NEW YORK — Ahead of the presidential primaries in New York, Ted Cruz helped Jewish children make matzah in Brooklyn.
At the Chabad-run Model Matzah Bakery in Brighton Beach Thursday evening, the Texas senator and Republican presidential hopeful led some 15 children in making the unleavened Passover bread, singing “roll, roll, roll the matzah dough.”
Cruz was joined by Rabbi Moishe Winner and his wife, Leah Winner. He even sang and clapped with the children through a rendition of the Passover song Dayeinu, according to ABC News.
Dozens of supporters chanted “Jews for Cruz” as the senator entered the bakery, and on his way out.
WATCH: @TedCruz makes matzah in Brooklyn https://t.co/bcxVewyiPj — ABC News Politics (@ABCPolitics) April 7, 2016
Cruz then met with chassidic community leaders at the Jewish Center of Brighton Beach, where he talked “about our shared concerns, Israel and the fact that we should stand together, and about foreign policy,” former New York State Sen.

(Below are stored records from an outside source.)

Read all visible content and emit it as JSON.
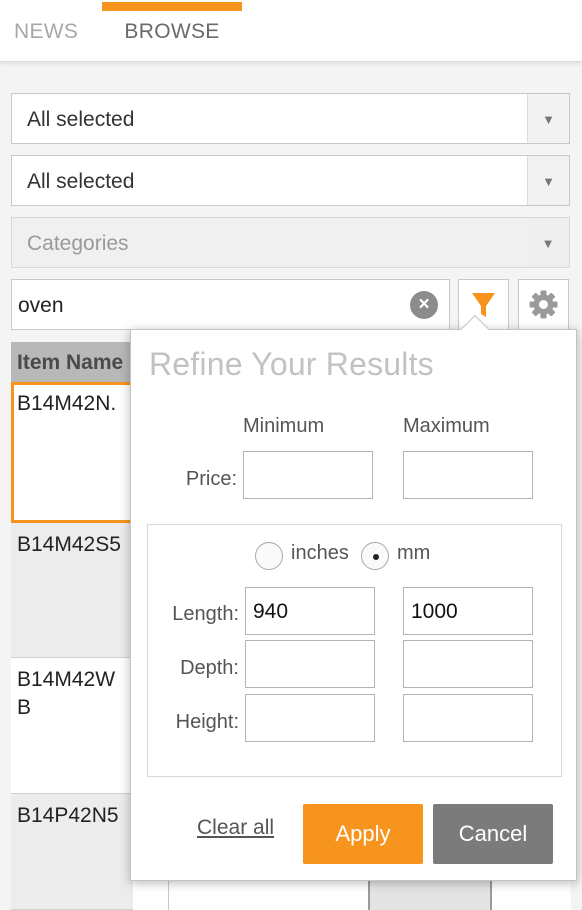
{
  "tabs": [
    {
      "label": "NEWS",
      "active": false
    },
    {
      "label": "BROWSE",
      "active": true
    }
  ],
  "filters": {
    "select1": {
      "value": "All selected"
    },
    "select2": {
      "value": "All selected"
    },
    "categories": {
      "placeholder": "Categories"
    }
  },
  "search": {
    "value": "oven"
  },
  "icons": {
    "filter": "filter-funnel-icon",
    "settings": "gear-icon",
    "clear": "clear-x-icon",
    "dropdown": "chevron-down-icon"
  },
  "colors": {
    "accent": "#f7941d",
    "cancel": "#7b7b7b",
    "header": "#b8b8b8"
  },
  "table": {
    "header": "Item Name",
    "rows": [
      {
        "name": "B14M42N.",
        "selected": true
      },
      {
        "name": "B14M42S5",
        "selected": false
      },
      {
        "name": "B14M42W\nB",
        "selected": false
      },
      {
        "name": "B14P42N5",
        "selected": false
      }
    ]
  },
  "refine": {
    "title": "Refine Your Results",
    "min_label": "Minimum",
    "max_label": "Maximum",
    "price_label": "Price:",
    "price_min": "",
    "price_max": "",
    "unit_inches": "inches",
    "unit_mm": "mm",
    "selected_unit": "mm",
    "length_label": "Length:",
    "length_min": "940",
    "length_max": "1000",
    "depth_label": "Depth:",
    "depth_min": "",
    "depth_max": "",
    "height_label": "Height:",
    "height_min": "",
    "height_max": "",
    "clear_all": "Clear all",
    "apply": "Apply",
    "cancel": "Cancel"
  }
}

David Storobin, who helped organize the meeting, told DNAinfo.
Rabbi Winner told the local news website his organization does not endorse political candidates and that the Cruz campaign reached out to the centre “because of our connection to the community.”
Cruz had been scheduled to speak at a Bronx high school Thursday, but the principal canceled the event after students threatened to walk out in protest of his stance on immigration, according to the New York Daily News.
Polls show Donald Trump, the GOP front-runner, with a dominant advantage in New York. The state Republican and Democratic New York primaries will be held April 19, and are unusually pivotal to both parties. New York is the most-Jewish state in the United States, thanks to New York City, the most Jewish city.
Asked Thursday about previously derisive references to Trump’s “New York values,” Cruz told ABC he was referring to the state’s liberal Democrats.
Ohio Gov. John Kasich, the third Republican candidate, also campaigned in New York City Thursday. In the afternoon, he sampled the fare at Mike’s Deli in the Bronx, and on the way out declared, “I love New York values,” according to WNBC.
On the Democratic side, front-runner Hillary Clinton, a former New York senator who is heavily favoured to win the state, rode the subway, the 4 train, from Yankee Stadium to 170th Street in the Bronx, where she met with potential voters. She took a shot at her rival, Sen. Bernie Sanders, I-Vt., for saying in an interview with the New York Daily News editorial board that the subway takes tokens, though she reportedly had to swipe her subway card several times at the turnstile.
Trump, a Queens native and local real estate tycoon, and Sanders, who was born in Brooklyn, took the day off from campaigning.